Escócia, o trabalho de um homem ao longo dos anos

14 jun, 08:10
Chipre-Escócia

GRUPO A

Steve Clark, técnico experiente de 60 anos, comanda a seleção do seu país desde 2019 e irá no Euro 2024 ter a sua segunda experiência nesta competição, depois de já ter sido o treinador escocês no Euro 2020.

Implementou um esquema em 3x4x2x1 que teve muito sucesso na fase de qualificação, lutando com a Espanha pelo 1º lugar, tendo ficado apenas a quatro pontos desse lugar e contando só com uma derrota.

Momento ofensivo

Na primeira fase de construção, a Escócia tenta sair a jogar curto, mas quando sofre pressão alta e está com dificuldade em ultrapassá-la, não se coíbe de bater longo à procura de uma referência ofensiva, o que dá argumentos a Lyndon Dykes de partir na pole position para titular como ponta-de-lança. Quando consegue sair a jogar curto, fá-lo através dos seus três centrais.

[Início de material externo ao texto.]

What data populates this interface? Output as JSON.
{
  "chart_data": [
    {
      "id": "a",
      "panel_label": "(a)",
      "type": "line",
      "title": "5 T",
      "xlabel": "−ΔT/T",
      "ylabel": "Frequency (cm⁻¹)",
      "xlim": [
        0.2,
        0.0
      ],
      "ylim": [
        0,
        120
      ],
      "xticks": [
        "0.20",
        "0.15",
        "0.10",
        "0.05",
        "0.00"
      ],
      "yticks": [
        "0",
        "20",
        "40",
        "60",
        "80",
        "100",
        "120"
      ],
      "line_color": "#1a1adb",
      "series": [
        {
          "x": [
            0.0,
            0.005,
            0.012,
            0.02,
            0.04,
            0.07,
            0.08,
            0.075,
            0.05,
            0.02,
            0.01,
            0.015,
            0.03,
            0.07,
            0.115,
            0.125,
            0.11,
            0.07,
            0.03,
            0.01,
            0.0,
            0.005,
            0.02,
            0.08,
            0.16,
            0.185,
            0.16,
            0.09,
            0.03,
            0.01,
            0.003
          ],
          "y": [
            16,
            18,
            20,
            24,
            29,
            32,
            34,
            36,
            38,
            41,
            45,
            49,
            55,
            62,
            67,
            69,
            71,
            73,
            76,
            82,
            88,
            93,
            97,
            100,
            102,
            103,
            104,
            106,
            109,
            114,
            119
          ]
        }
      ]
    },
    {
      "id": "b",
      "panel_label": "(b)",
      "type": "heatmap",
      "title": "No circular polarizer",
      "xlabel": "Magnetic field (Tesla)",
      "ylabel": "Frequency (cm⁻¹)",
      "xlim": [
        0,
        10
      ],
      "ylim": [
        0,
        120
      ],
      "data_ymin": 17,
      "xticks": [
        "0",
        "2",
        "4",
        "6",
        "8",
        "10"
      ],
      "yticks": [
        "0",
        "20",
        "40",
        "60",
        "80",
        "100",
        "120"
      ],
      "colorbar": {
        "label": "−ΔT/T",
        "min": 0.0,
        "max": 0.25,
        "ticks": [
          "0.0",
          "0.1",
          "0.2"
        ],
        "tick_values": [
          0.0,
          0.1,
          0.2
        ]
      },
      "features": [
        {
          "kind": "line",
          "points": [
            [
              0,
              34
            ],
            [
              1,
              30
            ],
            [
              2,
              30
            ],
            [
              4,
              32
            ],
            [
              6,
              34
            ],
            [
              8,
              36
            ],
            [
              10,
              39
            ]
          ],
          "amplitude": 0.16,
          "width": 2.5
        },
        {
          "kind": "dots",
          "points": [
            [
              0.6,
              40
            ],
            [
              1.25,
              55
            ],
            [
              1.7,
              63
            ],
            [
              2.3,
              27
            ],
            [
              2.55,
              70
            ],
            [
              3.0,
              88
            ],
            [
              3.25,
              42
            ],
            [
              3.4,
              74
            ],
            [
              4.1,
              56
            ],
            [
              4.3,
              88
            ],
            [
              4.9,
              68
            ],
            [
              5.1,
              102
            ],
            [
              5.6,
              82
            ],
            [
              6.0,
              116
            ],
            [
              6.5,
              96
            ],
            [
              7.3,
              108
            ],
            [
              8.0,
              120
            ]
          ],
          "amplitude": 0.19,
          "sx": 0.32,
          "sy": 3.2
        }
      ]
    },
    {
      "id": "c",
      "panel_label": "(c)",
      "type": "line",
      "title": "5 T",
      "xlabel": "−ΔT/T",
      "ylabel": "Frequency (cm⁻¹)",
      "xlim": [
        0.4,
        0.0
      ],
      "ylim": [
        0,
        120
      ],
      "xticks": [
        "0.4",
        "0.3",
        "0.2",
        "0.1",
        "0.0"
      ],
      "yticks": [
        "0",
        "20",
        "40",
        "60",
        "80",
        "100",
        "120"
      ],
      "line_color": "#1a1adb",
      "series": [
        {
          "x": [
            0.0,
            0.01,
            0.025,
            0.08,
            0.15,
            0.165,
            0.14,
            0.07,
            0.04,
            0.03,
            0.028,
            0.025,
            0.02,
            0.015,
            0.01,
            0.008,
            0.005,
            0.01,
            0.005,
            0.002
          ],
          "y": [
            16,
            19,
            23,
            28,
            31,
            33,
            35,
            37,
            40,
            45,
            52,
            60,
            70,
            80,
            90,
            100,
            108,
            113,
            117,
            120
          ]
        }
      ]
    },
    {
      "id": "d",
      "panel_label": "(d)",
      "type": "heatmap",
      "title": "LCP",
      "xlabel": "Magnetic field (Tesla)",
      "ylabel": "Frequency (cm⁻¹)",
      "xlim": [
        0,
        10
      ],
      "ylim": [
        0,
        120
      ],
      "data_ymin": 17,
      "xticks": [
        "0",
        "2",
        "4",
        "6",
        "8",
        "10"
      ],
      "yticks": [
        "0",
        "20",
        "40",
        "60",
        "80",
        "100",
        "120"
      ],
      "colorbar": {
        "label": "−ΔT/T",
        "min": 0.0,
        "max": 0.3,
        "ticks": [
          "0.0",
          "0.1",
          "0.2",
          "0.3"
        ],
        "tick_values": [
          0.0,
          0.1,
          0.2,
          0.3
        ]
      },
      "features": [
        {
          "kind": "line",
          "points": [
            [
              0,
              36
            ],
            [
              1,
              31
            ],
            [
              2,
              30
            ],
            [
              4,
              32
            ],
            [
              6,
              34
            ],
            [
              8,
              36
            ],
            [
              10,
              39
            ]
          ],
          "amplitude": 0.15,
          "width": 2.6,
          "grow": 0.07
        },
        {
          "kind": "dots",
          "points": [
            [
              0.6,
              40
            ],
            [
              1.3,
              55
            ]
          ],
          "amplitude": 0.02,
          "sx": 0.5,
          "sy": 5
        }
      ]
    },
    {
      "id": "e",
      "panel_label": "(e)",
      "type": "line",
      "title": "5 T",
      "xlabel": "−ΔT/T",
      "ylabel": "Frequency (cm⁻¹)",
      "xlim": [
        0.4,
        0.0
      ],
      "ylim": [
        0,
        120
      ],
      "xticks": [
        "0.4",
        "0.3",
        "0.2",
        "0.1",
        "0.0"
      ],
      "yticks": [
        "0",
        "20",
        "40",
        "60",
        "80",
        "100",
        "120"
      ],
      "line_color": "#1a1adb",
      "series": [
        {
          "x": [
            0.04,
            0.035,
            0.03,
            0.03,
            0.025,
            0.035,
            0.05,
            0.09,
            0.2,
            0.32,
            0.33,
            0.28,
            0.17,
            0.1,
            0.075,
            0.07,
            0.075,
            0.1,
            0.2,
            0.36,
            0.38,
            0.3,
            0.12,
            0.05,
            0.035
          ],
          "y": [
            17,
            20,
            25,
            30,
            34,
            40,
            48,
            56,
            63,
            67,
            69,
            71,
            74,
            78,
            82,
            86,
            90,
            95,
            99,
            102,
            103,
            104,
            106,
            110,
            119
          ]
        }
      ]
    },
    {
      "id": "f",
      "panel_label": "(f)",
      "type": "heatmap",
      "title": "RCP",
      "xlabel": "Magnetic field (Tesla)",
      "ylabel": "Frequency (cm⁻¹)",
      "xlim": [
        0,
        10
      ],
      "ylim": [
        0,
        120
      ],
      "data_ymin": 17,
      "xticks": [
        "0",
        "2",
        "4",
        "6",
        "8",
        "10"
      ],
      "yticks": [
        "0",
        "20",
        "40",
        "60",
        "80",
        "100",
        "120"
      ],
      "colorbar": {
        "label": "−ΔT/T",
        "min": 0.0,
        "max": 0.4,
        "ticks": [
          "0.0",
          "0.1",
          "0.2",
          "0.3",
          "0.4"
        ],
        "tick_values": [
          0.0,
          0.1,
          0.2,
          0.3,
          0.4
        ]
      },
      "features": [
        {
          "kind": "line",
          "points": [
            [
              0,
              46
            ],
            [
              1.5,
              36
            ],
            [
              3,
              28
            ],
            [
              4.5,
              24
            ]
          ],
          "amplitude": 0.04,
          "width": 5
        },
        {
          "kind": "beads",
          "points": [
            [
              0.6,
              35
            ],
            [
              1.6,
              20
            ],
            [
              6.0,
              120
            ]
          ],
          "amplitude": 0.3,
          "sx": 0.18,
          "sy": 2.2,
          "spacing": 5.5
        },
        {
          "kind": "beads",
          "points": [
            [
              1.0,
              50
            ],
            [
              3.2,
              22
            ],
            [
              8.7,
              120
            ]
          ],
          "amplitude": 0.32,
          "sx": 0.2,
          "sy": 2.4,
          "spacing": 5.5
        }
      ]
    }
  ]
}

A largura é dada pelos dois alas respectivo e a equipa tem a particularidade de colocar quatro médios no corredor central. 

Comportamento da equipa da Escócia em fase de construção, com muitos jogadores por dentro para criar superioridade e atrações da linha defensiva adversária

Numa fase mais adiantada, , com três centrais na retaguarda e o meio campo bem preenchido para reagir a uma eventual perda, os alas têm liberdade e responsabilidade de se projetarem dando soluções na largura e fazendo movimentos de ruptura nas costas da linha defensiva adversária. Nesta fase ofensiva, há um jogador que pode ter dois papéis diferentes. Scott McTominay poderá fazer parelha com Billy Gilmour ou até Callum McGregor, mais recuado no meio ou então assumir um papel mais ofensivo dividindo essa responsabilidade com John McGinn.

Equipa em zonas mais adiantadas, a procurar alargar o seu jogo e desta forma abre espaço por dentro para o médio receber por dentro e atacar a linha defensiva adversária

Momento defensivo

Na primeira fase de pressão, naturalmente são os quatro meio campistas juntamente com o ponta-de-lança que tentam condicionar a saída do adversário. Caso surjam adversários nas costas dos médios mais defensivos, a seleção escocesa opta por fazer subir um dos alas ou um dos centrais, dependendo da zona onde estiver esse adversário.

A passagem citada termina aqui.